Howard Weaver, McClatchy’s VP for news, explains in “Foreign correspondence for Yahoo! News” why the deal the companies have made breaks new ground:
McClatchy, the country’s third largest newspaper publisher with 31 daily and 50 weekly newspapers and a big Internet portfolio, is going to start providing next-generation international news for some of the Yahoo! News pages. To start, we’ll be looking especially to our foreign bureaus: Baghdad, Cairo, Jerusalem and Beijing are first in line to contribute, scheduled to begin early in the second quarter.
They won’t just be sending news stories, though that’s a foundation for the plan. In addition, they’ll produce blogs available only at Yahoo! and McClatchy that take readers deeper — “behind the headlines” is the applicable cliché. Called “Trusted Voices,” we’ll encourage them to color outside the lines of traditional journalism in their blogs, offering readers a boots-on-the-ground perspective from the Arab street in Egypt or the increasingly crowded slopes of Everest (to name two of their recent datelines). Maybe Hannah Allam will provide a list of the Egyptian websites or blogs she finds most useful in understanding politics there; Dion Nissenbaum might help you unravel the political connections of those Israeli newspapers you always hear quoted. Tim Johnson, who covers China and Asia from Beijing, could offer insight into obstacles facing people thinking about going for the Olympics in 2008.

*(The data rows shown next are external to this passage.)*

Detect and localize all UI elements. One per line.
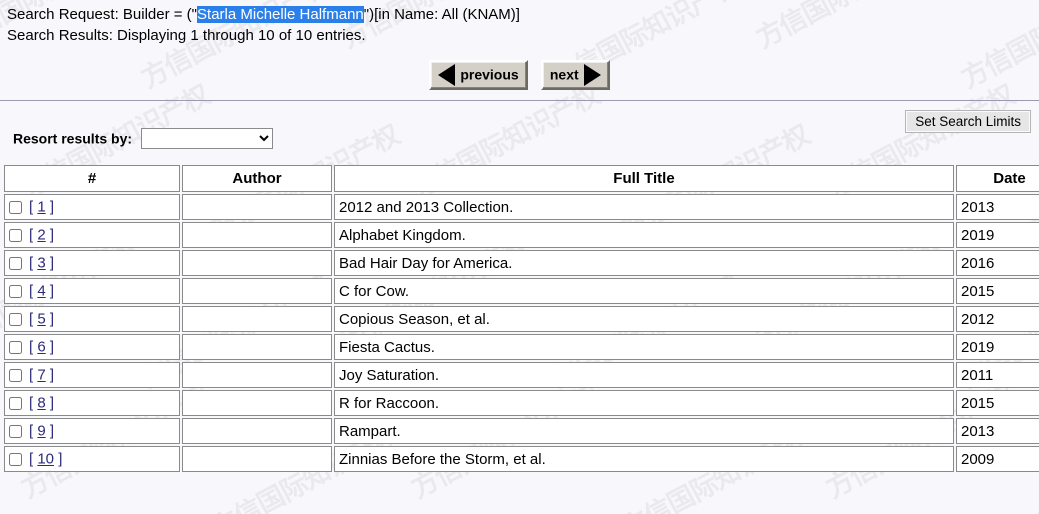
resort-control-group: Resort results by: (13, 128, 274, 149)
row-select-checkbox[interactable] (9, 256, 22, 270)
table-row: [ 3 ] Bad Hair Day for America. 2016 (4, 250, 1039, 276)
previous-button[interactable]: previous (429, 60, 528, 90)
row-number-cell: [ 3 ] (4, 250, 180, 276)
table-row: [ 8 ] R for Raccoon. 2015 (4, 390, 1039, 416)
row-title-cell: Copious Season, et al. (334, 306, 954, 332)
row-number-link[interactable]: [ 1 ] (29, 199, 54, 216)
row-title-cell: C for Cow. (334, 278, 954, 304)
row-number-cell: [ 5 ] (4, 306, 180, 332)
row-number-cell: [ 2 ] (4, 222, 180, 248)
row-author-cell (182, 334, 332, 360)
row-number-link[interactable]: [ 6 ] (29, 339, 54, 356)
row-number-link[interactable]: [ 2 ] (29, 227, 54, 244)
row-date-cell: 2013 (956, 194, 1039, 220)
row-date-cell: 2015 (956, 278, 1039, 304)
row-author-cell (182, 390, 332, 416)
row-number-link[interactable]: [ 7 ] (29, 367, 54, 384)
next-button-label: next (549, 66, 579, 83)
row-number-cell: [ 1 ] (4, 194, 180, 220)
column-header-title: Full Title (334, 165, 954, 192)
search-request-suffix: ")[in Name: All (KNAM)] (363, 6, 520, 23)
set-search-limits-button[interactable]: Set Search Limits (905, 110, 1031, 133)
row-number-link[interactable]: [ 5 ] (29, 311, 54, 328)
row-date-cell: 2019 (956, 334, 1039, 360)
row-title-cell: Joy Saturation. (334, 362, 954, 388)
resort-results-select[interactable] (141, 128, 274, 149)
row-author-cell (182, 362, 332, 388)
row-date-cell: 2012 (956, 306, 1039, 332)
column-header-number: # (4, 165, 180, 192)
search-request-line: Search Request: Builder = ("Starla Miche… (0, 0, 1039, 25)
table-row: [ 4 ] C for Cow. 2015 (4, 278, 1039, 304)
table-header-row: # Author Full Title Date (4, 165, 1039, 192)
row-date-cell: 2009 (956, 446, 1039, 472)
table-row: [ 9 ] Rampart. 2013 (4, 418, 1039, 444)
row-number-cell: [ 6 ] (4, 334, 180, 360)
table-row: [ 7 ] Joy Saturation. 2011 (4, 362, 1039, 388)
row-title-cell: Zinnias Before the Storm, et al. (334, 446, 954, 472)
row-title-cell: R for Raccoon. (334, 390, 954, 416)
row-number-link[interactable]: [ 3 ] (29, 255, 54, 272)
table-row: [ 1 ] 2012 and 2013 Collection. 2013 (4, 194, 1039, 220)
pagination-nav: previous next (0, 60, 1039, 94)
row-date-cell: 2013 (956, 418, 1039, 444)
search-results-line: Search Results: Displaying 1 through 10 … (7, 27, 366, 44)
row-author-cell (182, 222, 332, 248)
results-controls: Resort results by: Set Search Limits (0, 101, 1039, 163)
row-title-cell: Bad Hair Day for America. (334, 250, 954, 276)
row-number-link[interactable]: [ 4 ] (29, 283, 54, 300)
row-select-checkbox[interactable] (9, 200, 22, 214)
row-date-cell: 2011 (956, 362, 1039, 388)
row-date-cell: 2016 (956, 250, 1039, 276)
row-title-cell: Rampart. (334, 418, 954, 444)
row-date-cell: 2019 (956, 222, 1039, 248)
column-header-date: Date (956, 165, 1039, 192)
resort-label: Resort results by: (13, 130, 133, 147)
row-author-cell (182, 306, 332, 332)
row-number-link[interactable]: [ 9 ] (29, 423, 54, 440)
row-number-cell: [ 7 ] (4, 362, 180, 388)
row-select-checkbox[interactable] (9, 424, 22, 438)
row-select-checkbox[interactable] (9, 284, 22, 298)
arrow-right-icon (583, 64, 601, 86)
next-button[interactable]: next (540, 60, 610, 90)
row-select-checkbox[interactable] (9, 452, 22, 466)
row-number-cell: [ 10 ] (4, 446, 180, 472)
row-number-cell: [ 8 ] (4, 390, 180, 416)
row-author-cell (182, 446, 332, 472)
row-select-checkbox[interactable] (9, 312, 22, 326)
row-author-cell (182, 194, 332, 220)
row-title-cell: 2012 and 2013 Collection. (334, 194, 954, 220)
row-author-cell (182, 250, 332, 276)
column-header-author: Author (182, 165, 332, 192)
arrow-left-icon (438, 64, 456, 86)
row-number-cell: [ 4 ] (4, 278, 180, 304)
row-select-checkbox[interactable] (9, 228, 22, 242)
row-number-link[interactable]: [ 10 ] (29, 451, 62, 468)
table-row: [ 6 ] Fiesta Cactus. 2019 (4, 334, 1039, 360)
row-title-cell: Fiesta Cactus. (334, 334, 954, 360)
row-date-cell: 2015 (956, 390, 1039, 416)
search-results-table: # Author Full Title Date [ 1 ] 2012 and 2… (2, 163, 1039, 474)
previous-button-label: previous (460, 66, 519, 83)
row-number-link[interactable]: [ 8 ] (29, 395, 54, 412)
row-author-cell (182, 418, 332, 444)
row-number-cell: [ 9 ] (4, 418, 180, 444)
search-term-highlight: Starla Michelle Halfmann (197, 6, 364, 23)
table-row: [ 2 ] Alphabet Kingdom. 2019 (4, 222, 1039, 248)
search-request-prefix: Search Request: Builder = (" (7, 6, 198, 23)
row-title-cell: Alphabet Kingdom. (334, 222, 954, 248)
row-select-checkbox[interactable] (9, 368, 22, 382)
table-row: [ 10 ] Zinnias Before the Storm, et al. 20… (4, 446, 1039, 472)
row-select-checkbox[interactable] (9, 340, 22, 354)
table-row: [ 5 ] Copious Season, et al. 2012 (4, 306, 1039, 332)
row-author-cell (182, 278, 332, 304)
row-select-checkbox[interactable] (9, 396, 22, 410)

Some of these will be new efforts launched especially for this Yahoo! partnership; others are already under way. Tim’s been blogging from China for years at China Rises. The Iraqi employees at our Baghdad bureau offer a gritty, street-level view of the war no non-native reporter could duplicate at their group blog Inside Iraq.
This is the kind of thing news organizations should be doing as a matter of routine. McClatchy and Yahoo are changing the industry with this move. Let’s see who follows.